Chapter 2_ Feature engineering, Transformation & Accessors
I. Transformation
1. Conditional Transformation
When you need to create a new column based on logic from other columns.
1.1. np.where() (Vectorized If-Else)
Perfect for simple binary (A or B) logic.
import numpy as np
# Syntax: np.where(condition, value_if_true, value_if_false)
df["is_adult"] = np.where(df["age"] >= 18, "Yes", "No")
1.2. np.select() (Vectorized If-Elif-Else)
The professional way to handle multiple conditions without nesting.
# 1. Define conditions
conditions = [
(df["score"] >= 90),
(df["score"] >= 80),
(df["score"] < 80)
]
# 2. Define choices (applied when condition is True)
choices = ["A", "B", "C"]
# 3. Apply
df["grade"] = np.select(conditions, choices, default="F")
# default is used when none of the conditions evaluate to True.
"""
Think of np.select() as:
if cond1:
choice1
elif cond2:
choice2
elif cond3:
choice3
else:
default
but applied to an entire column at once (vectorized).
"""
np.selectRule: Always order your conditions from most specific to least specific (or highest to lowest). The first True encountered is the final result for that row.
# 💡 READ ME: This example uses the '.str' accessor (explained in Section II).
# If you aren't familiar with '.str.contains' yet, focus on the np.select()
# structure for now, then come back to this once you finish the chapter!
# Example1: (Goal : Creating a job_category column)
# 1. Define category labels
job_categories = ["Data Science", "Data Analytics",
"Data Engineering", "Machine Learning",
"Managerial", "Consultant"]
# 2. Define keyword patterns
data_science = "Data Scientist | NLP"
data_analyst = "Analyst | Analytics"
data_engineer = "Data Engineer | ETL | Architect | Infrastructure"
ml_engineer = "Machine Learning |ML | Big Data | AI"
manager = "Manager | Head | Director | Lead | Principal| Staff"
consultant = "Consultant | Freelance"
# 3. Define conditions
conditions = [
(salaries["Designation"].str.contains(data_science)),
(salaries["Designation"].str.contains(data_analyst)),
(salaries["Designation"].str.contains(data_engineer)),
(salaries["Designation"].str.contains(ml_engineer)),
(salaries["Designation"].str.contains(manager)),
(salaries["Designation"].str.contains(consultant))
]
# 4. Apply `np.select`
salaries["Job_Category"] = np.select(conditions,
job_categories,
default="Other")
# 5. Visualize
sns. countplot (data=salaries, x="Job_Category")
plt. show ()
# Example 2: (Goal : Creating a Duration_category column)
# 1. Define categories
flight_categories = ["Short-haul","Medium","Long-haul"]

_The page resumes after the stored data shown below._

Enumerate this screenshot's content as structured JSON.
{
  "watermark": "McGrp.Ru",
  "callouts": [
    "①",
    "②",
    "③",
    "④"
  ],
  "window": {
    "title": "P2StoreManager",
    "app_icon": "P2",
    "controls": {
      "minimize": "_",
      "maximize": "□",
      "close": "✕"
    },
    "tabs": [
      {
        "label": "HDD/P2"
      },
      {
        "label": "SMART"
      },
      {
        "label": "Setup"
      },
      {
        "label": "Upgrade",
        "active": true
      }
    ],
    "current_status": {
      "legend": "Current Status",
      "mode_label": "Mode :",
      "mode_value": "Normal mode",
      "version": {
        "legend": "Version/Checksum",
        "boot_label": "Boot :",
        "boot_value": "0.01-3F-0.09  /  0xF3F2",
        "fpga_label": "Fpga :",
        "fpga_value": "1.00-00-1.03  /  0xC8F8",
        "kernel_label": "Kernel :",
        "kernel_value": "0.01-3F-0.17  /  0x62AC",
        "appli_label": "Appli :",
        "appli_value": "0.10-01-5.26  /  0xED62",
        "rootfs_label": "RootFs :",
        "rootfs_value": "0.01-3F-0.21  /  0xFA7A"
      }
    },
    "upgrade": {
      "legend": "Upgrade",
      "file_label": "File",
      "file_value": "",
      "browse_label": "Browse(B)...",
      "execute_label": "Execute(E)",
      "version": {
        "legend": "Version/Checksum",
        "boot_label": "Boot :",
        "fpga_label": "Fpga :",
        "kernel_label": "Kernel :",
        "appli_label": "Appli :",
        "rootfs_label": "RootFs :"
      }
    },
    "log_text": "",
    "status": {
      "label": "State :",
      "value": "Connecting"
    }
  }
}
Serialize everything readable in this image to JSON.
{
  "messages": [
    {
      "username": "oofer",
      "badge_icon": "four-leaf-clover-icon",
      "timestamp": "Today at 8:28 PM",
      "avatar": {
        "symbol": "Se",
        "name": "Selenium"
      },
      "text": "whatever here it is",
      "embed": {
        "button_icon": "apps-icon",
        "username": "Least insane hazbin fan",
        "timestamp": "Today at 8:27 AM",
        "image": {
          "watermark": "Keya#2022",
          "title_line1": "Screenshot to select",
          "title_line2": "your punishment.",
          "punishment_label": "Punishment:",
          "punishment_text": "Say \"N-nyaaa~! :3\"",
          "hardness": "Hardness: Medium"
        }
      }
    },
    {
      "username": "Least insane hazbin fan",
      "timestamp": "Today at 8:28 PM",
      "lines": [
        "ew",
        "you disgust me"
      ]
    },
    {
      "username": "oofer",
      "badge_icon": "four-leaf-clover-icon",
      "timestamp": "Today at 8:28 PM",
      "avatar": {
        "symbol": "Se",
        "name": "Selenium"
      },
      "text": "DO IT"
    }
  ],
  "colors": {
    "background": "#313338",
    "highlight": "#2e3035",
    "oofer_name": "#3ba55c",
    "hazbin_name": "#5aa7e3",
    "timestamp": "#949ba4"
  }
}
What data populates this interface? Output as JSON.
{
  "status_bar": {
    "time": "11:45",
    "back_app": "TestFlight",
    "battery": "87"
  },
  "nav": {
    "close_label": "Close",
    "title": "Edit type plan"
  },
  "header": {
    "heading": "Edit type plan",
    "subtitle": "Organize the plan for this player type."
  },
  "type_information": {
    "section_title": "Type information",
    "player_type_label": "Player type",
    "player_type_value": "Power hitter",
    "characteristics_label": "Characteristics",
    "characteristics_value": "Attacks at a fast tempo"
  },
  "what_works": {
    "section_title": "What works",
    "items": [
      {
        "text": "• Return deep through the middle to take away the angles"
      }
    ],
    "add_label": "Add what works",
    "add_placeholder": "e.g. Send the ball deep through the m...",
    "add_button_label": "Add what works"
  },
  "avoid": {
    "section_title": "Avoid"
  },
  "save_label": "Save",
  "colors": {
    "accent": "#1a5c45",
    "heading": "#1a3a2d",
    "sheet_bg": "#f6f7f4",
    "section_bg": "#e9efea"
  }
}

# 2. Define duration patterns (regex)
short_flights = "^0h|^1h|^2h|^3h|^4h"
medium_flights = "^5h|^6h|^7h|^8h|^9h"
long_flights = "^10h|^11h|^12h|^13h|^14h|^15h|^16h"
# 3. Define condtions
conditions = [
(planes["Duration"].str.contains(short_flights)),
(planes["Duration"].str.contains(medium_flights)),
(planes["Duration"].str.contains(long_flights))]
# 4. Apply `np.select`
planes["Duration_Category"] = np.select(conditions,
flight_categories,
default="Extreme duration")
# 5. Visualize:
sns.countplot(data=planes, x="Duration_Category")
plt.show()
2. Binning & Categorization
Transforming continuous numbers into discrete groups.
2.1. pd.cut() (Fixed-Width Binning)
You define the edges. Useful for specific business rules (e.g., Age Brackets).
# Bins: 0-12 (Child), 12-19 (Teen), 19-100 (Adult)
df["age_group"] = pd.cut(df["age"], bins=[0, 12, 19, 100], labels=["Child", "Teen", "Adult"])
2.2. pd.qcut() (Quantile Binning)
Pandas calculates edges so each bin has the same number of rows.
# Split into 4 equal quartiles (25% of data each)
df["price_tier"] = pd.qcut(df["price"], q=4, labels=["Budget", "Mid", "High", "Luxury"])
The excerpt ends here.